B tipi hepatite doğal konağı insan olan, DNA'ya sahip bir virüs olan Hepatit B Virüsü (HBV) yol açmaktadır. Virüs çift sarmallı, sirküler DNA ve DNA polimeraz enzimi içeren çekirdek ve dış bir protein kılıfından oluşmaktadır. Çekirdekte virüsün enfeksiyöz olmasını sağlayan yapılar (Hepatit B core antijeni - HBcAg / Hepatit B e antijeni - HBeAg) bulunurken, dış tarafındaki protein kılıf virüsün antijenik özelliklerini sağlayan maddeler (Hepatit B surface -yüzey- antijeni-HBsAg) bulunmaktadır. Burada antijen kavramını da açıklamakta yarar var. Antijenler vücuda yabancı olan ve organizmada kendilerine reaksiyon olarak bağışık yanıt oluşturabilen maddelerdir. Bakteri veya virüs gibi mikropların belirli bölümleri antijen özelliğine sahip olabildiği gibi büyük molekül ağırlıklı proteinler de antijen yapısında olabilirler.
HBV diğer virüslerde olduğu gibi yalnız hücre içinde barınabilen ve çoğalabilen mikroorganizmalardır. Herhangi bir yolla vücuda giren HBV karaciğer hücreleri (hepatosit) içine girer ve sonuçta vücudun savunma sistemini harekete geçirerek bu hücrelerin ölümüne kadar gidebilecek bir bağışıklık yanıtını başlatır.

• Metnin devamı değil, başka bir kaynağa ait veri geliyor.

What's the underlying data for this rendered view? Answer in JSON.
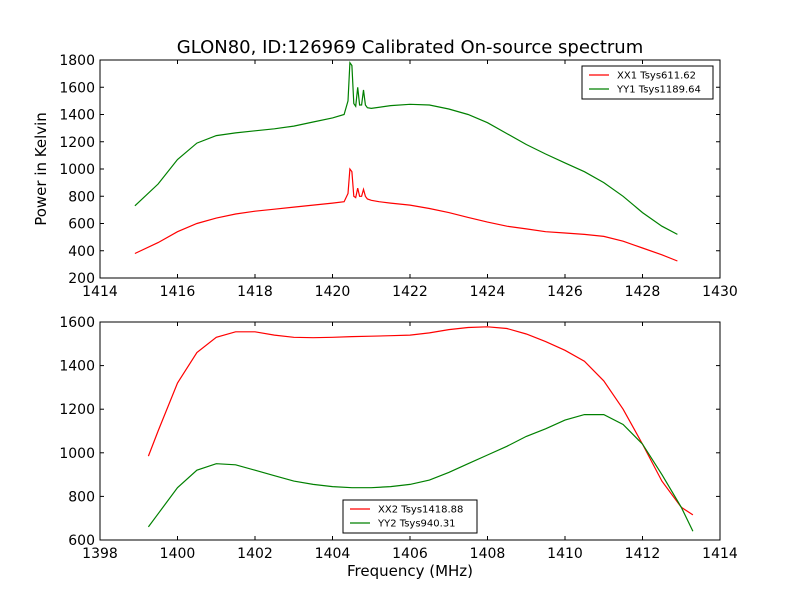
{
  "figure": {
    "title": "GLON80, ID:126969 Calibrated On-source spectrum"
  },
  "chart_data": [
    {
      "type": "line",
      "xlabel": "",
      "ylabel": "Power in Kelvin",
      "xlim": [
        1414,
        1430
      ],
      "ylim": [
        200,
        1800
      ],
      "xticks": [
        1414,
        1416,
        1418,
        1420,
        1422,
        1424,
        1426,
        1428,
        1430
      ],
      "yticks": [
        200,
        400,
        600,
        800,
        1000,
        1200,
        1400,
        1600,
        1800
      ],
      "legend": "top-right",
      "grid": false,
      "series": [
        {
          "name": "XX1 Tsys611.62",
          "color": "#ff0000",
          "x": [
            1414.9,
            1415.5,
            1416.0,
            1416.5,
            1417.0,
            1417.5,
            1418.0,
            1418.5,
            1419.0,
            1419.5,
            1420.0,
            1420.3,
            1420.4,
            1420.45,
            1420.5,
            1420.55,
            1420.6,
            1420.65,
            1420.7,
            1420.75,
            1420.8,
            1420.85,
            1420.9,
            1421.0,
            1421.2,
            1421.5,
            1422.0,
            1422.5,
            1423.0,
            1423.5,
            1424.0,
            1424.5,
            1425.0,
            1425.5,
            1426.0,
            1426.5,
            1427.0,
            1427.5,
            1428.0,
            1428.5,
            1428.9
          ],
          "values": [
            380,
            460,
            540,
            600,
            640,
            670,
            690,
            705,
            720,
            735,
            750,
            760,
            820,
            1000,
            980,
            800,
            790,
            860,
            800,
            800,
            850,
            800,
            780,
            770,
            760,
            750,
            735,
            710,
            680,
            645,
            610,
            580,
            560,
            540,
            530,
            520,
            505,
            470,
            420,
            370,
            325
          ]
        },
        {
          "name": "YY1 Tsys1189.64",
          "color": "#008000",
          "x": [
            1414.9,
            1415.5,
            1416.0,
            1416.5,
            1417.0,
            1417.5,
            1418.0,
            1418.5,
            1419.0,
            1419.5,
            1420.0,
            1420.3,
            1420.4,
            1420.45,
            1420.5,
            1420.55,
            1420.6,
            1420.65,
            1420.7,
            1420.75,
            1420.8,
            1420.85,
            1420.9,
            1421.0,
            1421.5,
            1422.0,
            1422.5,
            1423.0,
            1423.5,
            1424.0,
            1424.5,
            1425.0,
            1425.5,
            1426.0,
            1426.5,
            1427.0,
            1427.5,
            1428.0,
            1428.5,
            1428.9
          ],
          "values": [
            730,
            890,
            1070,
            1190,
            1245,
            1265,
            1280,
            1295,
            1315,
            1345,
            1375,
            1400,
            1500,
            1780,
            1760,
            1480,
            1460,
            1600,
            1470,
            1470,
            1580,
            1470,
            1450,
            1445,
            1465,
            1475,
            1470,
            1440,
            1400,
            1340,
            1260,
            1180,
            1110,
            1045,
            980,
            900,
            800,
            680,
            580,
            520
          ]
        }
      ]
    },
    {
      "type": "line",
      "xlabel": "Frequency (MHz)",
      "ylabel": "",
      "xlim": [
        1398,
        1414
      ],
      "ylim": [
        600,
        1600
      ],
      "xticks": [
        1398,
        1400,
        1402,
        1404,
        1406,
        1408,
        1410,
        1412,
        1414
      ],
      "yticks": [
        600,
        800,
        1000,
        1200,
        1400,
        1600
      ],
      "legend": "lower-center",
      "grid": false,
      "series": [
        {
          "name": "XX2 Tsys1418.88",
          "color": "#ff0000",
          "x": [
            1399.25,
            1399.5,
            1400.0,
            1400.5,
            1401.0,
            1401.5,
            1402.0,
            1402.5,
            1403.0,
            1403.5,
            1404.0,
            1404.5,
            1405.0,
            1405.5,
            1406.0,
            1406.5,
            1407.0,
            1407.5,
            1408.0,
            1408.5,
            1409.0,
            1409.5,
            1410.0,
            1410.5,
            1411.0,
            1411.5,
            1412.0,
            1412.5,
            1413.0,
            1413.3
          ],
          "values": [
            985,
            1100,
            1320,
            1460,
            1530,
            1555,
            1555,
            1540,
            1530,
            1528,
            1530,
            1533,
            1535,
            1537,
            1540,
            1550,
            1565,
            1575,
            1578,
            1570,
            1545,
            1510,
            1470,
            1420,
            1330,
            1200,
            1040,
            870,
            750,
            715
          ]
        },
        {
          "name": "YY2 Tsys940.31",
          "color": "#008000",
          "x": [
            1399.25,
            1399.5,
            1400.0,
            1400.5,
            1401.0,
            1401.5,
            1402.0,
            1402.5,
            1403.0,
            1403.5,
            1404.0,
            1404.5,
            1405.0,
            1405.5,
            1406.0,
            1406.5,
            1407.0,
            1407.5,
            1408.0,
            1408.5,
            1409.0,
            1409.5,
            1410.0,
            1410.5,
            1411.0,
            1411.5,
            1412.0,
            1412.5,
            1413.0,
            1413.3
          ],
          "values": [
            660,
            720,
            840,
            920,
            950,
            945,
            920,
            895,
            870,
            855,
            845,
            840,
            840,
            845,
            855,
            875,
            910,
            950,
            990,
            1030,
            1075,
            1110,
            1150,
            1175,
            1175,
            1130,
            1040,
            900,
            750,
            640
          ]
        }
      ]
    }
  ]
}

HBV dış ortamda ne kadar süre ile canlı kalabilir?
HBV dış ortama oldukça dayanıklıdır. HBV ile bulaşık iğne uçları, cerrahi ve diş tedavi aletleri üzerinde aylarca canlılığını devam ettirirler. Bunların temizliği yeterince yapılmaz ise bulaşmada rol oynarlar.


HBV nasıl bulaşır?
HBV ile bulaşık kan, semen, vajinal salgılar ve tükrük ile temas sonucu bulaşma olmaktadır.
En sık bulaşma yolu kan yolu iledir. Virüs kan yoluyla sıklıkla parenteral (damar yolu) veya perkütan (deri yolu) olarak bulaşır. HBV bulunan kanın transfüzyonu ile virüs bulaşmaktadır. Bugün tüm nakil yapılacak kanlar hepatit B yönünden tarandığı için bu yol ile bulaşma çok nadir olabilmektedir. Bütünlüğü bozulmuş deriye bulaşan HBV ile bulaşık kan ve vücut sıvıları veya HBV ile bulaşık enjektör, kesici aletlerin deriye batması sonucunda bulaşma olmaktadır. HBV ile bulaşık enjektörün kaza ile deriye batması sonucunda HBV'nün geçerek, hastalık oluşturma riski %20-30 sıklığındadır.
HBV'nün diğer bulaşma yolu cinsel yoldur. B tipi hepatit cinsel yol ile bulaşan hastalıklar arasındadır. Bu yüzden eşlerinde HBV taşıyıcılığı olan kişilerin eşleri mutlaka aşılanmalıdır. Aşı sonrası bağışıklık oluşana kadar kondom kullanarak korunmalıdırlar.
HBV anneden çocuğa hamilelik sırasında değil, doğum sırasında bulaşmaktadır. Bu geçiş yoluna da vertikal yol denmektedir.
Ülkemiz için belki de en önemli geçiş yolu bilinen geçiş yolları dışında kalan ve HBV taşıyıcısı bulunan ev halkını ilgilendiren horizontal bulaşma dediğimiz yoldur. Özellikle bu geçiş yolu çocukları ilgilendirmektedir. Bulaşmadan ortak kullanılan ev içi eşyalar (havlu, traş bıçağı, biberon, çatal-kaşık, oyuncaklar,vb.) ve taşıyıcıların tükrüklerinin göz veya ağız mukozasına bulaşması sorumlu tutulmaktadır.
Diğer nadir bulaşma yolları dövme, akupunktur ve temizliği iyi yapılmayan aletlerle kulak deldirmedir. Ülkemizde özellikle son yıllarda, yaz aylarında çok sık uygulaması olan toplu sünnetlerde de kullanılan alet ve bistrülerin temizliğine azami ölçüde dikkat edilmesi unutulmamalıdır.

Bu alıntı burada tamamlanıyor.